170-Jahr-Jubiläum eines Lavanttaler Industriedenkmals

Hammer-Hochofen in Frantschach-St. Gertraud. Foto: Redaktion

In Frantschach-St. Gertraud wurde im Laufe der Jahrhunderte mehrfach österreichische und europäische Industriegeschichte geschrieben. Der Hammer-Hochofen, 1848 erbaut, ist heuer 170 Jahre alt und ein weithin bekanntes Industriedenkmal.

Schon im Mittelalter, als das Gebiet der heutigen Marktgemeinde Frantschach-St. Gertraud noch größtenteils zu den Besitzungen des fränkischen Bistums Bamberg gehörte, wurde auch in diesem Teil des Lavanttales Eisenerz abgebaut und in Schmelzöfen und Hammerwerken verarbeitet. Aus dem gewonnenen Roheisen wurden u.a. Schmiedeeisen, Nägel und Draht hergestellt. Nachdem die Kärntner und Lavanttaler Besitzungen des Bistums in der zweiten Hälfte des 18. Jahrhunderts an das österreichische Kaiserhaus verkauft wurden, forcierte man die wirtschaftliche Nutzung der vorhandenen Bodenschätze erneut. 1825 erwarben die international tätigen Brüder Rosthorn die damals noch getrennten Orte Frantschach und St. Gertraud, um hier – erstmals in den österreichischen Alpenländern – den modernen Puddlingprozess zur Eisenerzeugung einzusetzen. Frantschach wurde nach und nach zur zentralen Verarbeitungsstätte für alle Lavanttaler Eisenbergbaue ausgebaut.

1848 erbaut

1848 wurde im Auftrag von Graf Hugo Henckel von Donnersmarck der Hammer-Hochofen in St. Gertraud errichtet, der weitaus leistungsfähiger als seine Vorgänger war. Hier wurde das Eisenerz aus den Lavanttaler Bergwerken geschmolzen und anschließend im Hammer und im Walzwerk in Frantschach u.a. zu Eisenbahnschienen, Schiffsblechen und Kessel verarbeitet. Als dann aber aus wirtschaftlichen Gründen immer bedeutendere Teile der Eisenproduktion in das steirische Zeltweg verlagert wurden, setzte in Frantschach und St. Gertraud ein allmählicher Niedergang ein. Das Aus kam schließlich 1875, als sowohl der Hammer-Hochofen in St. Gertraud als auch das Eisen­werk in Frantschach stillgelegt wurden.

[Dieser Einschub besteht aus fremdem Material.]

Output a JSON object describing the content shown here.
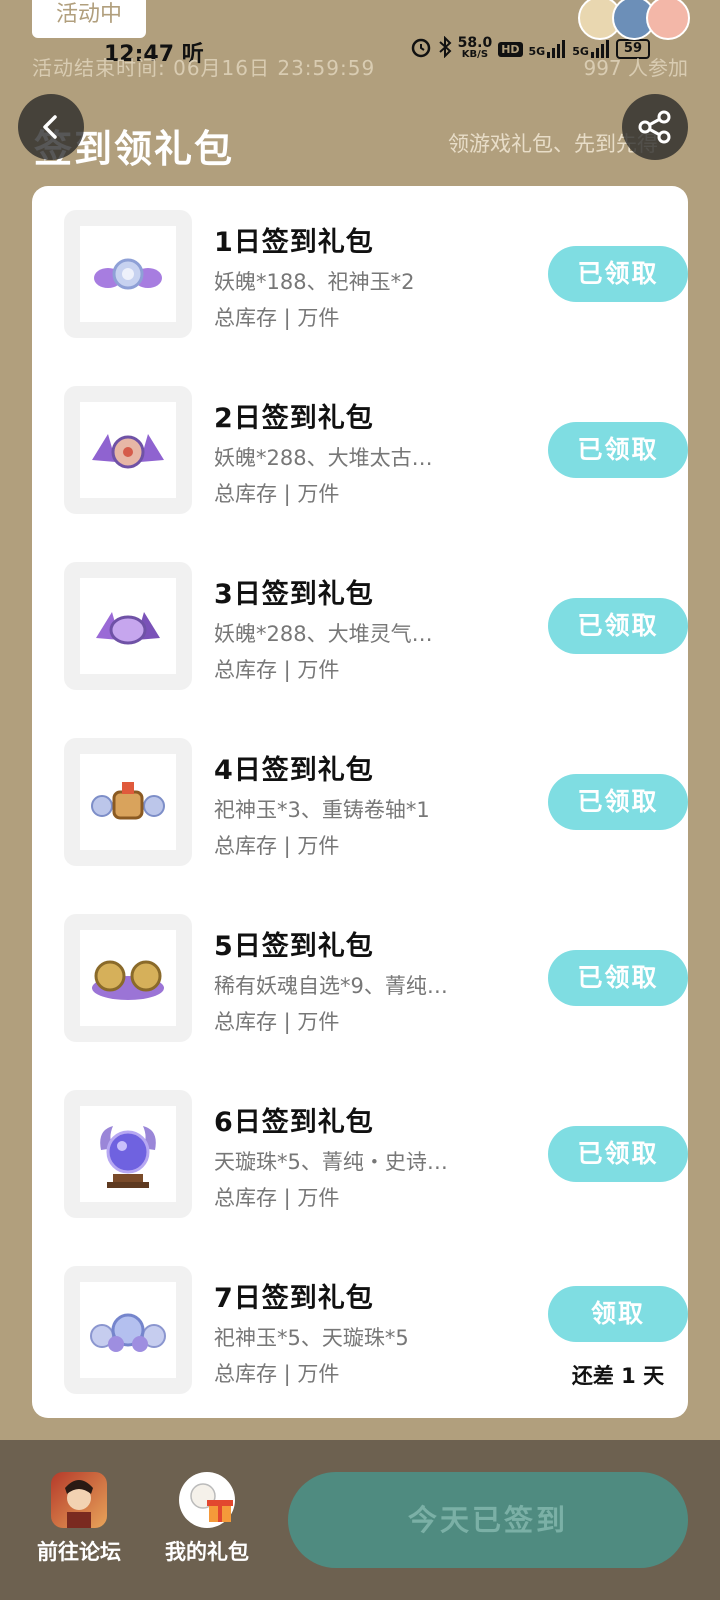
{
  "status_bar": {
    "time": "12:47",
    "time_suffix": "听",
    "net_speed": "58.0",
    "net_unit": "KB/S",
    "hd": "HD",
    "signal1": "5G",
    "signal2": "5G",
    "battery": "59"
  },
  "activity": {
    "tag": "活动中",
    "end_time": "活动结束时间: 06月16日 23:59:59",
    "participants": "997 人参加"
  },
  "header": {
    "title": "签到领礼包",
    "subtitle": "领游戏礼包、先到先得"
  },
  "gifts": [
    {
      "title": "1日签到礼包",
      "desc": "妖魄*188、祀神玉*2",
      "stock": "总库存 | 万件",
      "button": "已领取"
    },
    {
      "title": "2日签到礼包",
      "desc": "妖魄*288、大堆太古…",
      "stock": "总库存 | 万件",
      "button": "已领取"
    },
    {
      "title": "3日签到礼包",
      "desc": "妖魄*288、大堆灵气…",
      "stock": "总库存 | 万件",
      "button": "已领取"
    },
    {
      "title": "4日签到礼包",
      "desc": "祀神玉*3、重铸卷轴*1",
      "stock": "总库存 | 万件",
      "button": "已领取"
    },
    {
      "title": "5日签到礼包",
      "desc": "稀有妖魂自选*9、菁纯…",
      "stock": "总库存 | 万件",
      "button": "已领取"
    },
    {
      "title": "6日签到礼包",
      "desc": "天璇珠*5、菁纯・史诗…",
      "stock": "总库存 | 万件",
      "button": "已领取"
    },
    {
      "title": "7日签到礼包",
      "desc": "祀神玉*5、天璇珠*5",
      "stock": "总库存 | 万件",
      "button": "领取",
      "remaining": "还差 1 天"
    }
  ],
  "bottom": {
    "forum_label": "前往论坛",
    "gifts_label": "我的礼包",
    "checked_label": "今天已签到"
  },
  "colors": {
    "background": "#b19f7d",
    "button": "#7fdde2",
    "bottom_bar": "#6d6150",
    "checked_button": "#4f8b80"
  }
}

Aber schon wenige Jahre später wurde ein neuer und besonders zukunftsweisender Wirtschaftszweig entdeckt. 1881 ließ Graf Henckel von Don­­nersmarck in Frantschach eine Natronzellstoff-Fabrik einrichten, in der aus Holz hochwertige Zellulose gewonnen wurde. Der Absatz entwickelte sich derart zufriedenstellend, dass das Werk in weiterer Folge mehrfach ausgebaut und 1920 an den Papierindustriellen Wilhelm Hartmann verkauft werden konnte. Heute gehört die Papier- und Zellstoffproduktion zur weltweit agierenden Mondi AG.

Der alte Hammer-Hochofen erhebt sich als turmähnlicher Bau im Nordteil der Marktgemeinde. Der “Hammer”, wie er genannt wird, steht unter Denkmalschutz. Er ist das Wahrzeichen der Marktgemeinde Frantschach-St. Gertraud und befindet sich in Privatbesitz.